Once upon a time, Activision Blizzards CEO Bobby Kotick kicked a few franchises to the curb: Riddick and Ghostbusters. No doubt, this was a result of the Activision and Blizzard merger requiring some resources to the merged together while others were cut from the lineup. Phil Harrison, the new big suit at Atari/Infogrames has raised these little birds from the ashes with a dream to build them into 100-million dollar franchises.

While Bobby Kotick said the titles, “don’t have the potential to be exploited every year on every platform with clear sequel potential and have the potential to become $100 million dollar franchises,” Phil Harrision sees it as a personal challenge to prove him wrong.

“What Bobby, perhaps unhelpfully said, was that those games were franchises which wouldn’t make $100m of revenue and generate sequels. If that’s his benchmark, then fine — and we’d love to aspire to the same benchmarks. But you know what? I would love to turn Ghostbusters into a $100m franchise, just to prove him wrong.” (1up)

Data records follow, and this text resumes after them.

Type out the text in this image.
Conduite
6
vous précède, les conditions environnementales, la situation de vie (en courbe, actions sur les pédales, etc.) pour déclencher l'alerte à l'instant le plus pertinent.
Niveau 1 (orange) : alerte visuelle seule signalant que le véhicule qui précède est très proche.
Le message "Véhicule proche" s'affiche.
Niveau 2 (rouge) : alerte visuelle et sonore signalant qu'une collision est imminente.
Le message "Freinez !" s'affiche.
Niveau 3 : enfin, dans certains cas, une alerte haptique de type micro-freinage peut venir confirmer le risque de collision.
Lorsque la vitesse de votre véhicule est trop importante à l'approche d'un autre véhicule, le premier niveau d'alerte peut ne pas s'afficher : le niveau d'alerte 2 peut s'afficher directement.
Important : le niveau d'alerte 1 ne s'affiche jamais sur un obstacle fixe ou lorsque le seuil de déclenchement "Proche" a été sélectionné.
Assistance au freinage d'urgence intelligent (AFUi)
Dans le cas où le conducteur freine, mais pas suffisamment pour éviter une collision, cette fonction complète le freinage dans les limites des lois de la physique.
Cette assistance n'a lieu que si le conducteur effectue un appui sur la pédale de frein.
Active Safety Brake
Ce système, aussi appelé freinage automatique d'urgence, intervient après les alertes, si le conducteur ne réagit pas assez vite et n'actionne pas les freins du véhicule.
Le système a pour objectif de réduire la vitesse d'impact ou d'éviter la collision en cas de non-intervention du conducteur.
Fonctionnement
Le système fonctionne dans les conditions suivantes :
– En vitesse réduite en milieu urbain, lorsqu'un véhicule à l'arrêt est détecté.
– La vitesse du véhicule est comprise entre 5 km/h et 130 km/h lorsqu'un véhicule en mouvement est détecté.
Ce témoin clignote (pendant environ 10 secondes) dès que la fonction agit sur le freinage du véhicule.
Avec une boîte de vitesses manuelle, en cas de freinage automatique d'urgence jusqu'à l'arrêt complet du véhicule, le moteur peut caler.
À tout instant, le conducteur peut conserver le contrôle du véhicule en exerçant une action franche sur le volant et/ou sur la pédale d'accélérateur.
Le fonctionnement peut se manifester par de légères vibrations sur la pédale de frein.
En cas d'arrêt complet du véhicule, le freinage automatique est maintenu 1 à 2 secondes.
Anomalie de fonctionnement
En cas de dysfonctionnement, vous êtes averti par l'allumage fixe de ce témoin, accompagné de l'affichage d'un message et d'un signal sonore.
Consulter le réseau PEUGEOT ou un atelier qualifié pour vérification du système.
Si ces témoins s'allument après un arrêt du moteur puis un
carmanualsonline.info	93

In many ways, this is the difference in attitudes from a large firm compared to a smaller firm with strong goals and a vision for success. Activision Blizzard is big now, perhaps the biggest publisher in the industry, they can’t be bothered with minuscule 80-million dollar franchises. Others, like Atari, strive to take a title from nothing to something of greatness. Granted, Atari’s failed in a lot of franchises, but with their new ex-Sony executive behind the helm things could turn around and this might be the first step.

Most of the best game franchises in existance today started from nothing but a dream. Big publishers don’t have time to dream, they’re too busy making money off the fanboys of their current franchises.